レーヴェも言葉を失い、ただ静かに眉を寄せていた。
私はそっと近づき、ふたりの髪を撫でた。
(……どれだけ心細かっただろう。どれだけ泣いたのだろう)
涙がにじみそうになり、慌てて瞬きを繰り返す。
「大丈夫」と口にしかけて、言葉を飲み込んだ。
空虚な慰めでは、この子たちの痛みは癒せない。
だから。
必ず、エレーネさんを助けなきゃ。
この子たちがまた笑って眠れる日を取り戻すために。
胸の奥で、あらためて強く誓った。
その時、奥の方から静かな足音が近づいてきた。
姿を現したのは、赤ん坊を腕に抱いたリズだった。
彼女の頬には薄く疲労の色がにじんでいた。けれど、その歩みはしっかりしていて、口元には小さな笑みが浮かんでいる。

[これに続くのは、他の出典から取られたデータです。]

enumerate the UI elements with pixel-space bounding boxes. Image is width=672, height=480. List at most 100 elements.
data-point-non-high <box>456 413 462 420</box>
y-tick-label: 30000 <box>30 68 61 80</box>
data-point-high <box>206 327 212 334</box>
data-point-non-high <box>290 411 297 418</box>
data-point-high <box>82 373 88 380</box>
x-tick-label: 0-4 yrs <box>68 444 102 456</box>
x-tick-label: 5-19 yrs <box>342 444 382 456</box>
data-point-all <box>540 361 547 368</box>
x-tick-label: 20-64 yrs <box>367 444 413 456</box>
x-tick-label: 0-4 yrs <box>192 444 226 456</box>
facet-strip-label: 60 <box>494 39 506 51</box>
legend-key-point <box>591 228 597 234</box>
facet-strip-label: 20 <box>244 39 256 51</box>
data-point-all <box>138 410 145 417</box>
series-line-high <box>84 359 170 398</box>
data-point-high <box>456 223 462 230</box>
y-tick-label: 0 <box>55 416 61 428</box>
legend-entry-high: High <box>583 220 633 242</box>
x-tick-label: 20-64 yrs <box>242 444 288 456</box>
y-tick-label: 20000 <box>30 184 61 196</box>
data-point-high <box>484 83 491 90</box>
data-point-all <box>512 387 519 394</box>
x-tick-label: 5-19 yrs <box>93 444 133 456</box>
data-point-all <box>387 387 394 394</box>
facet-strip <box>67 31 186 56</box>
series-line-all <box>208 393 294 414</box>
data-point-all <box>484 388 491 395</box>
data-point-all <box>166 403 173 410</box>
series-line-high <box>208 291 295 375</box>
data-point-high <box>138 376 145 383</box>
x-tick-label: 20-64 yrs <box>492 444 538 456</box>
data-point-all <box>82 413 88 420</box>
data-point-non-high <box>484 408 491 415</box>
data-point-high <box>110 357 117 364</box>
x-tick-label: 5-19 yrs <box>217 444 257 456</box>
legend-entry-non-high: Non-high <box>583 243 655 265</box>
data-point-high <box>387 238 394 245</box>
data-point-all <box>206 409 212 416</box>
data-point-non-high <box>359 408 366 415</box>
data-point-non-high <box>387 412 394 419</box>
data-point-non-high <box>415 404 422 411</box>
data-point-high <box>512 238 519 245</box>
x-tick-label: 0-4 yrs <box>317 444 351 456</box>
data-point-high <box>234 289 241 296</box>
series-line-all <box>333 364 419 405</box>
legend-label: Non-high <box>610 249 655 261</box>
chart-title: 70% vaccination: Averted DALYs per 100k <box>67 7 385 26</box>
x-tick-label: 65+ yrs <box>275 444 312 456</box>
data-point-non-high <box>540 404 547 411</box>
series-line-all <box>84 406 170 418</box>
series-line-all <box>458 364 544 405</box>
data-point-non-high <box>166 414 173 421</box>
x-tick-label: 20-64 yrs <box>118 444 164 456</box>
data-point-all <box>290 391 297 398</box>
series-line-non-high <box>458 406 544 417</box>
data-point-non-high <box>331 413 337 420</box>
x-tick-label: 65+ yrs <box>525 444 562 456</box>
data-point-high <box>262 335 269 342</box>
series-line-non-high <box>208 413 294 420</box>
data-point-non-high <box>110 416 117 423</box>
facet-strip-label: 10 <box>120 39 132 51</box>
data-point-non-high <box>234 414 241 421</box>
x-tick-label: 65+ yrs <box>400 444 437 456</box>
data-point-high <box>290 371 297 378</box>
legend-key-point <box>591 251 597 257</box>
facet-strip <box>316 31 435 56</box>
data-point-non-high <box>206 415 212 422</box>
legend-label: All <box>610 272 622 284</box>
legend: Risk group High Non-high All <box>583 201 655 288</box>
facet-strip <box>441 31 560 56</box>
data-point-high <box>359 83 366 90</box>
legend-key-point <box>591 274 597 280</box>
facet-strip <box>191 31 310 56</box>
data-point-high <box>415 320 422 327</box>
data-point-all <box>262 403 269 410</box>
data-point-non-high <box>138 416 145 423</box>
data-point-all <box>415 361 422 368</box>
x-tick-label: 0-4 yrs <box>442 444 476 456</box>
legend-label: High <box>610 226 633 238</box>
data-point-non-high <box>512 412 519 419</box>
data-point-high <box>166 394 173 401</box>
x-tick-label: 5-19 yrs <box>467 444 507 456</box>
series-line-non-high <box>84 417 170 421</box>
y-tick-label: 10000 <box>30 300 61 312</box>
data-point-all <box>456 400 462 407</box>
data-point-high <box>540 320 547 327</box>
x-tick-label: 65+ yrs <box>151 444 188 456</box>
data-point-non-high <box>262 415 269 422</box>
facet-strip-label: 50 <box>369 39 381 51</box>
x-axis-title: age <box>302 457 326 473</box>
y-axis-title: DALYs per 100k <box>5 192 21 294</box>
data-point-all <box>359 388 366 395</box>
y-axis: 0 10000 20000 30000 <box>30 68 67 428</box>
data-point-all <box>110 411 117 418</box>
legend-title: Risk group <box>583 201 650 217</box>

私の心配する視線に気づいたのだろう、安心させるように明るく言った。
「研究者時代は三日くらい徹夜することもありましたからね。一日寝ないくらい、どうってことありませんよ」
そう言って、赤ん坊の頬を指でつつき、誇らしげに笑う。
その仕草に、場の空気が少しだけ和らいだ。
リズの腕の中で、まだ小さな命が小さく息をしていた。
ステラとレーヴェは思わず目を見張り、息を呑む。
「……かわいい……」
かすかな囁きが漏れ、ふたりの表情が柔らかくほころぶ。
ダンさんも、ようやく肩の力を抜いたように笑った。
「本当に赤ん坊って、なんでこんなに可愛いんだろうな。自分の子どもでもないのに、可愛くて仕方ない」
赤ん坊を覗き込みながら、ふっと目を細めて声を落とす。
「でも、やっぱり……母親が、この子を一番愛おしく思うんだろうな」
その言葉が落ちた瞬間、誰もが口を閉ざした。
和やかになりかけていた空気に、再び影が落ちる。
胸の奥で皆が同じ思いに沈んでいくのが伝わり、私もまた苦しくなる。
だからこそ。
私は一歩前に出て、はっきりと声にした。
「この子を……お母さんがいない子にしちゃいけない」
自分に言い聞かせるように、仲間たちに願うように、言葉を紡ぐ。
「必ず……エレーネさんに、この子を抱いてもらいましょう。あの腕の中で、この子が安心して眠れる日を取り戻すために。みんなで、必ず」
沈みかけた空気を振り払うように、私は強くそう告げた。
リズは小さく頷き、赤ん坊を抱き直す。
ステラとレーヴェはまだ幼い表情に決意を宿し、ダンさんも静かに拳を握った。
その時、赤ん坊が小さく指を伸ばし、リズの胸をぎゅっと掴んだ。
まるで「待っているよ」と訴えるように。
胸のざわめきは消えない。
けれど、確かな思いがひとつ、皆の間に結ばれていた。
──エレーネさんを必ず救う。
それが、今この場にいる全員の祈りであり、誓いだった。